O
que só as deusas demonstram
Jezebel,
nas manhãs de domingo em meu chalé nas
montanhas, hesito em me erguer dessa cama quente na qual realizamos todos os
nossos planos pecaminosos, gostosos e revigorantes para, abalroado pelo frio
cortante descer o caminho de terra entre a mata para marcar presença na missa,
como um rude cavalheiro de fé!
Com o cheiro cativante do seu corpo em
meu corpo, relembro os seus movimentos desinibidos recentes, inebriando o meu
cérebro simplório, me pedindo coisas que eu jamais imaginaria, mas realizava
feliz com o prazer alcançado, alucinação momentânea que ao amanhecer deixaria
em meu pensamento de fé uma leve vergonha, um embaraço juvenil, um medo de
punição pelos desvarios noturnos com direito a tudo, sem nenhuma proibição.

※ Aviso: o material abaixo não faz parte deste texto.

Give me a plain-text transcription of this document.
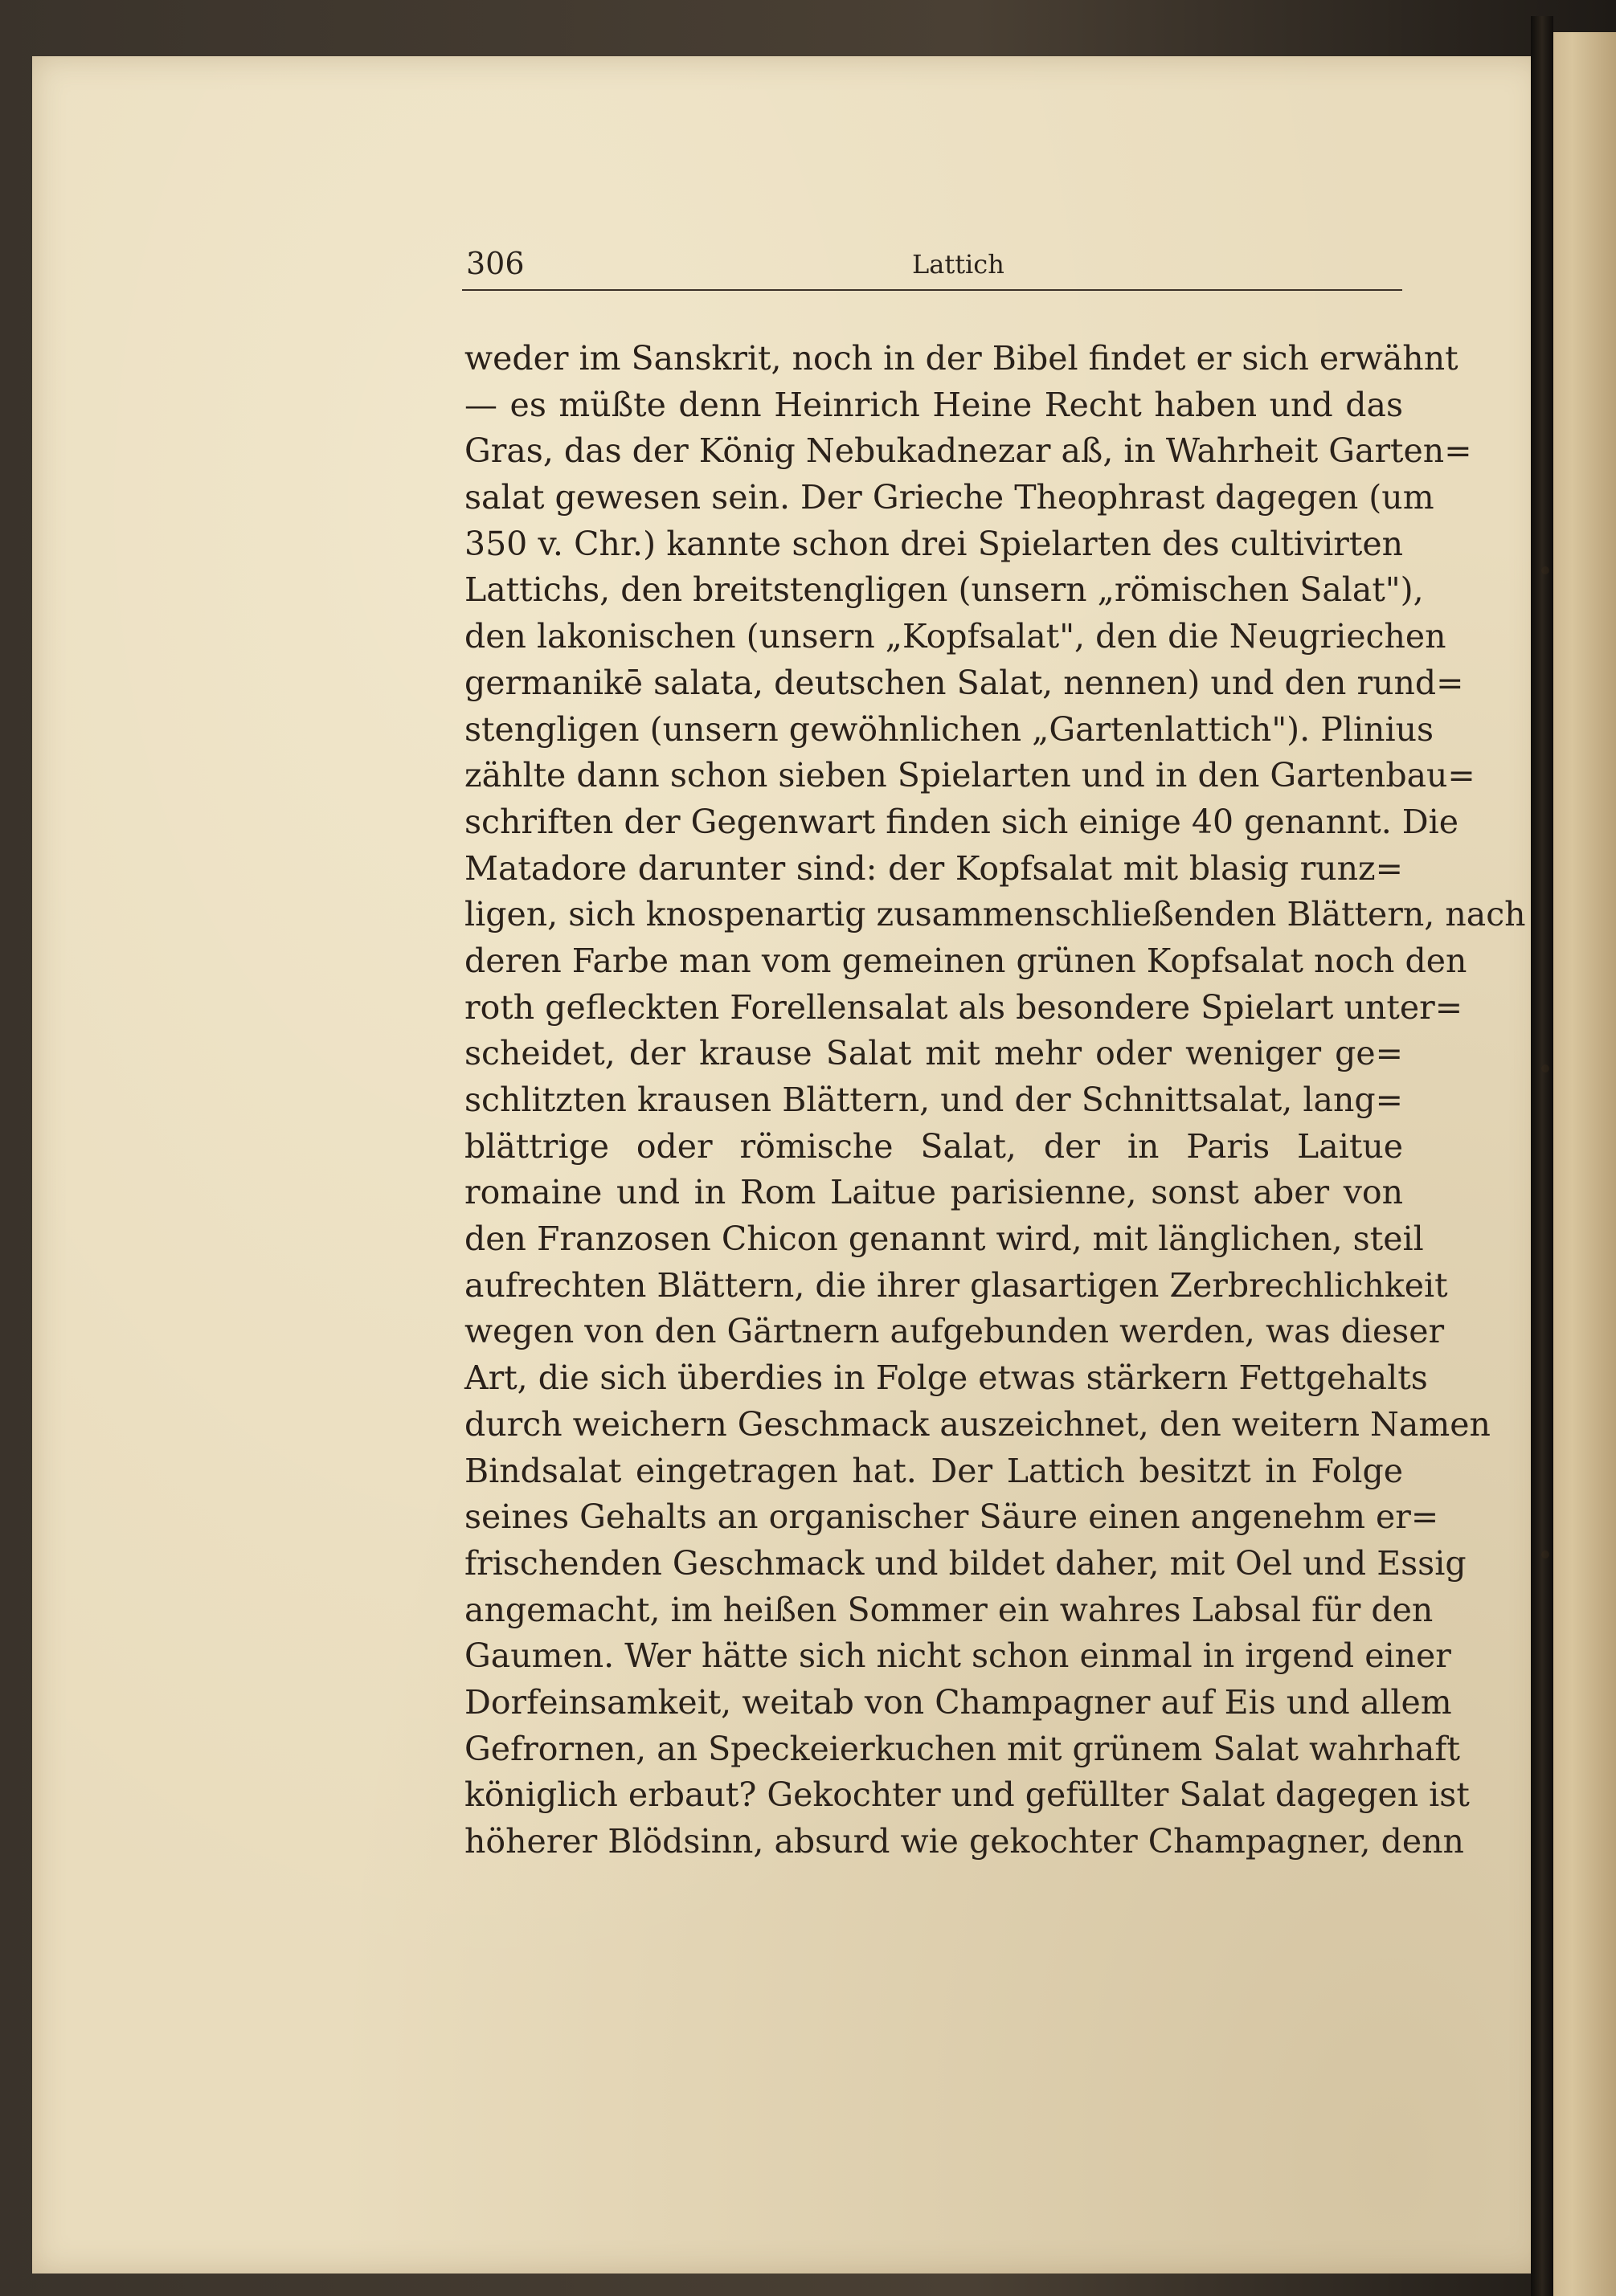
306	Lattich
weder im Sanskrit, noch in der Bibel findet er sich erwähnt
— es müßte denn Heinrich Heine Recht haben und das
Gras, das der König Nebukadnezar aß, in Wahrheit Garten=
salat gewesen sein. Der Grieche Theophrast dagegen (um
350 v. Chr.) kannte schon drei Spielarten des cultivirten
Lattichs, den breitstengligen (unsern „römischen Salat"),
den lakonischen (unsern „Kopfsalat", den die Neugriechen
germanikē salata, deutschen Salat, nennen) und den rund=
stengligen (unsern gewöhnlichen „Gartenlattich"). Plinius
zählte dann schon sieben Spielarten und in den Gartenbau=
schriften der Gegenwart finden sich einige 40 genannt. Die
Matadore darunter sind: der Kopfsalat mit blasig runz=
ligen, sich knospenartig zusammenschließenden Blättern, nach
deren Farbe man vom gemeinen grünen Kopfsalat noch den
roth gefleckten Forellensalat als besondere Spielart unter=
scheidet, der krause Salat mit mehr oder weniger ge=
schlitzten krausen Blättern, und der Schnittsalat, lang=
blättrige oder römische Salat, der in Paris Laitue
romaine und in Rom Laitue parisienne, sonst aber von
den Franzosen Chicon genannt wird, mit länglichen, steil
aufrechten Blättern, die ihrer glasartigen Zerbrechlichkeit
wegen von den Gärtnern aufgebunden werden, was dieser
Art, die sich überdies in Folge etwas stärkern Fettgehalts
durch weichern Geschmack auszeichnet, den weitern Namen
Bindsalat eingetragen hat. Der Lattich besitzt in Folge
seines Gehalts an organischer Säure einen angenehm er=
frischenden Geschmack und bildet daher, mit Oel und Essig
angemacht, im heißen Sommer ein wahres Labsal für den
Gaumen. Wer hätte sich nicht schon einmal in irgend einer
Dorfeinsamkeit, weitab von Champagner auf Eis und allem
Gefrornen, an Speckeierkuchen mit grünem Salat wahrhaft
königlich erbaut? Gekochter und gefüllter Salat dagegen ist
höherer Blödsinn, absurd wie gekochter Champagner, denn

Da cozinha, o cheiro forte de café
recém passado, as torradas com manteiga e ovos com bacon fazem remoer o meu
estômago, faminto em recuperar as forças gastas em uma batalha sensual
inacabada. O meu cérebro, Jezebel, matreiro, insistia em lembrar que você
estava lá, guloseima das guloseimas, trajando a minha camiseta apenas, fazendo
comida para me incentivar a passar o domingo na cama, esquecendo os deveres
religiosos de há tempos, destemperando a minha confiança, acusando a minha
eterna fraqueza humana sem perdão. Arderia eu, Jezebel, no fogo dos infernos
além das chamas de suas coxas quando a minha hora chegasse, em nome dos
prazeres carnais oferecidos por você com tão grande talento?
Eu não sei, então apelo à vã filosofia
no momento em que nu, me enrolo no cobertor e caminho descalço até você para
recomeçar o domingo de nós dois, abandonando qualquer remorso com uma peça
eficiente do pensamento humano: uma coisa de cada vez, amanhã é outro dia e
terei todas as chances de reparar os meus supostos pecados até o próximo final
de semana, quando nos reencontraremos como sempre, eu desconfiado, você com a
expressão tranquila e despreocupada que só as deusas demonstram.